Disclosure Block:Jefferson R. Brown, None; Rebecca L. Pfeiffer, None; Crystal Sigulinsky, None; Felix Vazquez-Chona, None; Daniel Emrich, None; Bryan W. Jones, None; Robert E. Marc, Signature Immunologics (Code I (Personal Financial Interest) )

Purpose:Retinal vasculature is strongly affected by degenerative pathologies and in turn, may also contribute to their progression. However, much of what we understand about the normal, healthy interaction between neurons, glia, and blood vessels at the ultrastructural level is limited to single section electron microscopy. The technology of serial section transmission electron microscopy (ssTEM) extends the high definition of TEM imaging into three dimensions to create volumes, allowing for more thorough visualization and analysis of the vascular-glial-neuronal complex.

Methods:RC2 is a 40TB ssTEM volume of over 1,400 horizontal sections of retinal tissue derived from an adult female C57BL/6J mouse. The tissue sample is 250 um in diameter and spans the outer nuclear layer to the vitreal surface. Baseline resolution is 2.18nm per pixel. Visualization, navigation and metadata annotations of the database are made via the Viking software suite.

Results:Much of the retinal vascular basement membrane directly contacts Muller cells.
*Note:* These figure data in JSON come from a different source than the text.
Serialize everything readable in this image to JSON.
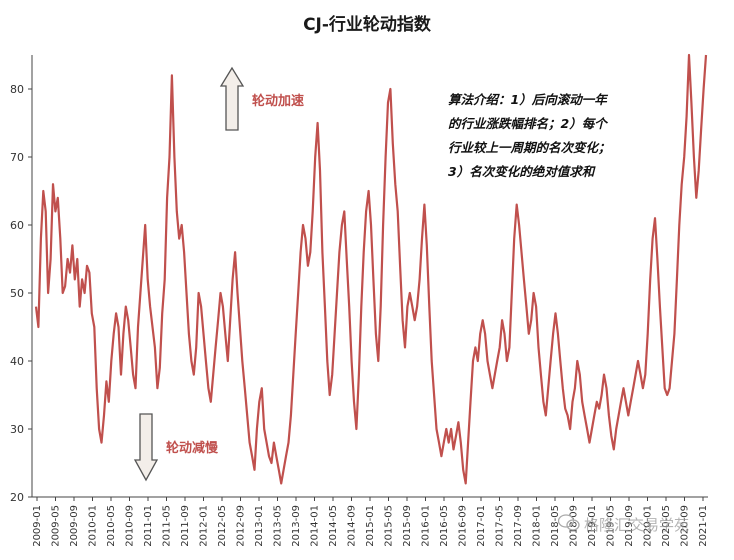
{
  "chart_data": {
    "type": "line",
    "title": "CJ-行业轮动指数",
    "ylim": [
      20,
      85
    ],
    "yticks": [
      20,
      30,
      40,
      50,
      60,
      70,
      80
    ],
    "x_tick_labels": [
      "2009-01",
      "2009-05",
      "2009-09",
      "2010-01",
      "2010-05",
      "2010-09",
      "2011-01",
      "2011-05",
      "2011-09",
      "2012-01",
      "2012-05",
      "2012-09",
      "2013-01",
      "2013-05",
      "2013-09",
      "2014-01",
      "2014-05",
      "2014-09",
      "2015-01",
      "2015-05",
      "2015-09",
      "2016-01",
      "2016-05",
      "2016-09",
      "2017-01",
      "2017-05",
      "2017-09",
      "2018-01",
      "2018-05",
      "2018-09",
      "2019-01",
      "2019-05",
      "2019-09",
      "2020-01",
      "2020-05",
      "2020-09",
      "2021-01"
    ],
    "line_color": "#c0504d",
    "series": [
      {
        "values": [
          48,
          45,
          58,
          65,
          62,
          50,
          55,
          66,
          62,
          64,
          58,
          50,
          51,
          55,
          53,
          57,
          52,
          55,
          48,
          52,
          50,
          54,
          53,
          47,
          45,
          36,
          30,
          28,
          32,
          37,
          34,
          40,
          44,
          47,
          45,
          38,
          44,
          48,
          46,
          42,
          38,
          36,
          45,
          50,
          55,
          60,
          52,
          48,
          45,
          42,
          36,
          39,
          47,
          52,
          64,
          70,
          82,
          70,
          62,
          58,
          60,
          56,
          50,
          44,
          40,
          38,
          42,
          50,
          48,
          44,
          40,
          36,
          34,
          38,
          42,
          46,
          50,
          48,
          44,
          40,
          46,
          52,
          56,
          50,
          45,
          40,
          36,
          32,
          28,
          26,
          24,
          30,
          34,
          36,
          30,
          28,
          26,
          25,
          28,
          26,
          24,
          22,
          24,
          26,
          28,
          32,
          38,
          44,
          50,
          56,
          60,
          58,
          54,
          56,
          62,
          70,
          75,
          68,
          56,
          48,
          40,
          35,
          38,
          44,
          50,
          56,
          60,
          62,
          55,
          48,
          40,
          34,
          30,
          38,
          48,
          56,
          62,
          65,
          60,
          52,
          44,
          40,
          48,
          60,
          70,
          78,
          80,
          72,
          66,
          62,
          54,
          46,
          42,
          48,
          50,
          48,
          46,
          48,
          52,
          58,
          63,
          57,
          48,
          40,
          35,
          30,
          28,
          26,
          28,
          30,
          28,
          30,
          27,
          29,
          31,
          28,
          24,
          22,
          28,
          34,
          40,
          42,
          40,
          44,
          46,
          44,
          40,
          38,
          36,
          38,
          40,
          42,
          46,
          44,
          40,
          42,
          50,
          58,
          63,
          60,
          56,
          52,
          48,
          44,
          46,
          50,
          48,
          42,
          38,
          34,
          32,
          36,
          40,
          44,
          47,
          44,
          40,
          36,
          33,
          32,
          30,
          34,
          36,
          40,
          38,
          34,
          32,
          30,
          28,
          30,
          32,
          34,
          33,
          35,
          38,
          36,
          32,
          29,
          27,
          30,
          32,
          34,
          36,
          34,
          32,
          34,
          36,
          38,
          40,
          38,
          36,
          38,
          44,
          52,
          58,
          61,
          55,
          48,
          42,
          36,
          35,
          36,
          40,
          44,
          52,
          60,
          66,
          70,
          76,
          86,
          78,
          70,
          64,
          68,
          74,
          80,
          85
        ]
      }
    ]
  },
  "annotations": {
    "up_label": "轮动加速",
    "down_label": "轮动减慢",
    "note_lines": [
      "算法介绍：1）后向滚动一年",
      "的行业涨跌幅排名；2）每个",
      "行业较上一周期的名次变化；",
      "3）名次变化的绝对值求和"
    ]
  },
  "watermark": {
    "text": "格隆汇交易学苑",
    "icon": "wechat-icon"
  }
}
In the ganglion cell layer, direct basement membrane contact with astrocytes is frequent. Microglia commonly contact the basement membrane, and occasionally direct contact of neurons onto basement membrane was observed. Full 3D reconstruction of all vascular pathways with associated endothelia and pericytes within the volume was completed, demonstrating that all the retinal capillary layers are continuous with one another [Figure].
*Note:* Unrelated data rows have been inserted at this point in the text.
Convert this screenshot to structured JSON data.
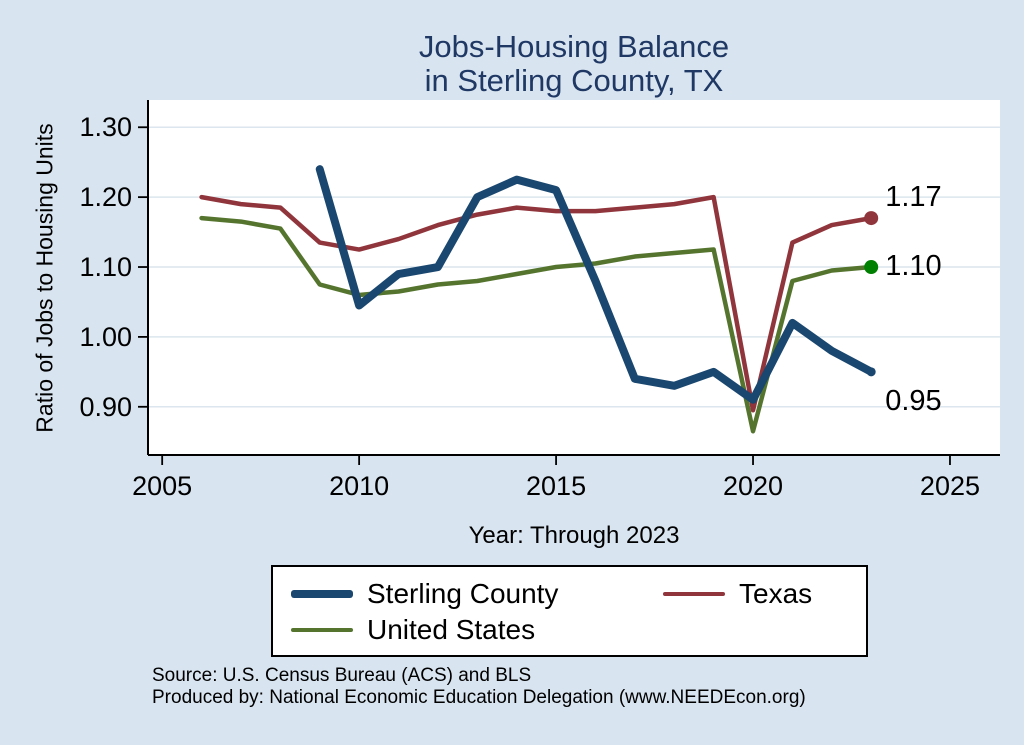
{
  "title": {
    "line1": "Jobs-Housing Balance",
    "line2": "in Sterling County, TX"
  },
  "source": {
    "line1": "Source: U.S. Census Bureau (ACS) and BLS",
    "line2": "Produced by: National Economic Education Delegation (www.NEEDEcon.org)"
  },
  "colors": {
    "background": "#d8e4f0",
    "plot_background": "#ffffff",
    "title": "#1f3864",
    "grid": "#dce6ee",
    "axis": "#000000",
    "sterling_county": "#1a476f",
    "texas": "#90353b",
    "united_states": "#55752f",
    "us_end_marker": "#008000"
  },
  "chart_data": {
    "type": "line",
    "title": "Jobs-Housing Balance in Sterling County, TX",
    "xlabel": "Year: Through 2023",
    "ylabel": "Ratio of Jobs to Housing Units",
    "xlim": [
      2004.64,
      2026.27
    ],
    "ylim": [
      0.831,
      1.339
    ],
    "xticks": [
      2005,
      2010,
      2015,
      2020,
      2025
    ],
    "yticks": [
      0.9,
      1.0,
      1.1,
      1.2,
      1.3
    ],
    "ytick_labels": [
      "0.90",
      "1.00",
      "1.10",
      "1.20",
      "1.30"
    ],
    "grid": "horizontal",
    "legend_position": "bottom",
    "series": [
      {
        "name": "Sterling County",
        "color": "#1a476f",
        "line_width": 8,
        "marker_color": "#1a476f",
        "marker_radius": 4.5,
        "end_label": "0.95",
        "label_dy": 30,
        "x": [
          2009,
          2010,
          2011,
          2012,
          2013,
          2014,
          2015,
          2016,
          2017,
          2018,
          2019,
          2020,
          2021,
          2022,
          2023
        ],
        "values": [
          1.24,
          1.045,
          1.09,
          1.1,
          1.2,
          1.225,
          1.21,
          1.08,
          0.94,
          0.93,
          0.95,
          0.91,
          1.02,
          0.98,
          0.95
        ]
      },
      {
        "name": "Texas",
        "color": "#90353b",
        "line_width": 4.5,
        "marker_color": "#90353b",
        "marker_radius": 7,
        "end_label": "1.17",
        "label_dy": -20,
        "x": [
          2006,
          2007,
          2008,
          2009,
          2010,
          2011,
          2012,
          2013,
          2014,
          2015,
          2016,
          2017,
          2018,
          2019,
          2020,
          2021,
          2022,
          2023
        ],
        "values": [
          1.2,
          1.19,
          1.185,
          1.135,
          1.125,
          1.14,
          1.16,
          1.175,
          1.185,
          1.18,
          1.18,
          1.185,
          1.19,
          1.2,
          0.895,
          1.135,
          1.16,
          1.17
        ]
      },
      {
        "name": "United States",
        "color": "#55752f",
        "line_width": 4.5,
        "marker_color": "#008000",
        "marker_radius": 7,
        "end_label": "1.10",
        "label_dy": 0,
        "x": [
          2006,
          2007,
          2008,
          2009,
          2010,
          2011,
          2012,
          2013,
          2014,
          2015,
          2016,
          2017,
          2018,
          2019,
          2020,
          2021,
          2022,
          2023
        ],
        "values": [
          1.17,
          1.165,
          1.155,
          1.075,
          1.06,
          1.065,
          1.075,
          1.08,
          1.09,
          1.1,
          1.105,
          1.115,
          1.12,
          1.125,
          0.865,
          1.08,
          1.095,
          1.1
        ]
      }
    ]
  }
}
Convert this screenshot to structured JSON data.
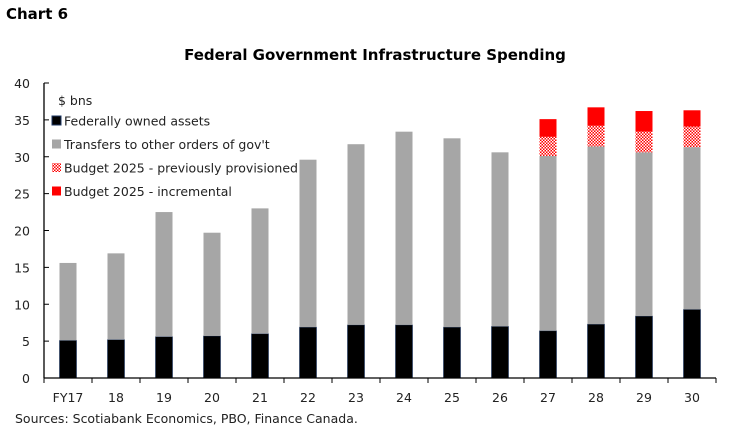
{
  "chart_data": {
    "type": "bar",
    "stacked": true,
    "chart_label": "Chart 6",
    "title": "Federal Government Infrastructure Spending",
    "ylabel": "$ bns",
    "xlabel": "",
    "ylim": [
      0,
      40
    ],
    "yticks": [
      0,
      5,
      10,
      15,
      20,
      25,
      30,
      35,
      40
    ],
    "legend_position": "top-left",
    "categories": [
      "FY17",
      "18",
      "19",
      "20",
      "21",
      "22",
      "23",
      "24",
      "25",
      "26",
      "27",
      "28",
      "29",
      "30"
    ],
    "series": [
      {
        "name": "Federally owned assets",
        "color": "#000000",
        "pattern": "solid",
        "values": [
          5.1,
          5.2,
          5.6,
          5.7,
          6.0,
          6.9,
          7.2,
          7.2,
          6.9,
          7.0,
          6.4,
          7.3,
          8.4,
          9.3
        ]
      },
      {
        "name": "Transfers to other orders of gov't",
        "color": "#a6a6a6",
        "pattern": "solid",
        "values": [
          10.5,
          11.7,
          16.9,
          14.0,
          17.0,
          22.7,
          24.5,
          26.2,
          25.6,
          23.6,
          23.7,
          24.1,
          22.2,
          22.0
        ]
      },
      {
        "name": "Budget 2025 - previously provisioned",
        "color": "#ff0000",
        "pattern": "hatched",
        "values": [
          0,
          0,
          0,
          0,
          0,
          0,
          0,
          0,
          0,
          0,
          2.6,
          2.8,
          2.8,
          2.8
        ]
      },
      {
        "name": "Budget 2025 - incremental",
        "color": "#ff0000",
        "pattern": "solid",
        "values": [
          0,
          0,
          0,
          0,
          0,
          0,
          0,
          0,
          0,
          0,
          2.4,
          2.5,
          2.8,
          2.2
        ]
      }
    ],
    "source": "Sources: Scotiabank Economics, PBO, Finance Canada."
  }
}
Conclusions:The presence of occasional direct neuronal contact onto vascular basement membrane supports earlier work by Ochs and colleagues (2000) and suggests the blood-retina barrier does not universally involve retinal glia. However, since such contacts are extremely sparse, it remains to be seen whether this finding has biologic significance, though their existence suggests significance. The RC2 volume is a valuable resource to aid in discovery of defining characteristics of wild type neurovascular architecture.


The intro figure is a side view of reconstruction of all vasculature within the RC2 volume. Vessels at the top of the figure correspond to the outer plexiform layer, while those at the bottom correspond to the ganglion cell layer. This capillary plexus is one continuous structure. Visualization by VikingView software.
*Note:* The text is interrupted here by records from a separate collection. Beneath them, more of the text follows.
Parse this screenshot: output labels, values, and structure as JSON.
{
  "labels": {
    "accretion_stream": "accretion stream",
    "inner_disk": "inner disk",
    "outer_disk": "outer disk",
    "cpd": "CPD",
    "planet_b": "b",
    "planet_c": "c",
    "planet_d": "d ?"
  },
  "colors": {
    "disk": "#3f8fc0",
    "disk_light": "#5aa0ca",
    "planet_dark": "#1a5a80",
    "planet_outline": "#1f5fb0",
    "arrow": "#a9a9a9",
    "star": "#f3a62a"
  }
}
Retinal Remodeling in Human Retinitis Pigmentosa

We have a new publication out (Direct Link, Free Open Access), Retinal Remodeling in Human Retinitis Pigmentosa authored by Bryan W. Jones, Rebecca Pfeiffer, Drew Ferrell, Carl Watt, Michael Marmor and Robert Marc.

Abstract: Retinitis Pigmentosa (RP) in the human is a progressive, currently irreversible neural degenerative disease usually caused by gene defects that disrupt the function or architecture of the photoreceptors. While RP can initially be a disease of photoreceptors, there is increasing evidence that the inner retina becomes progressively disorganized as the outer retina degenerates. These alterations have been extensively described in animal models, but remodeling in humans has not been as well characterized. This study, using computational molecular phenotyping (CMP) seeks to advance our understanding of the retinal remodeling process in humans. We describe cone mediated preservation of overall topology, retinal reprogramming in the earliest stages of the disease in retinal bipolar cells, and alterations in both small molecule and protein signatures of neurons and glia. Furthermore, while Müller glia appear to be some of the last cells left in the degenerate retina, they are also one of the first cell classes in the neural retina to respond to stress which may reveal mechanisms related to remodeling and cell death in other retinal cell classes. Also fundamentally important is the finding that retinal network topologies are altered. Our results suggest interventions that presume substantial preservation of the neural retina will likely fail in late stages of the disease. Even early intervention offers no guarantee that the interventions will be immune to progressive remodeling. Fundamental work in the biology and mechanisms of disease progression are needed to support vision rescue strategies.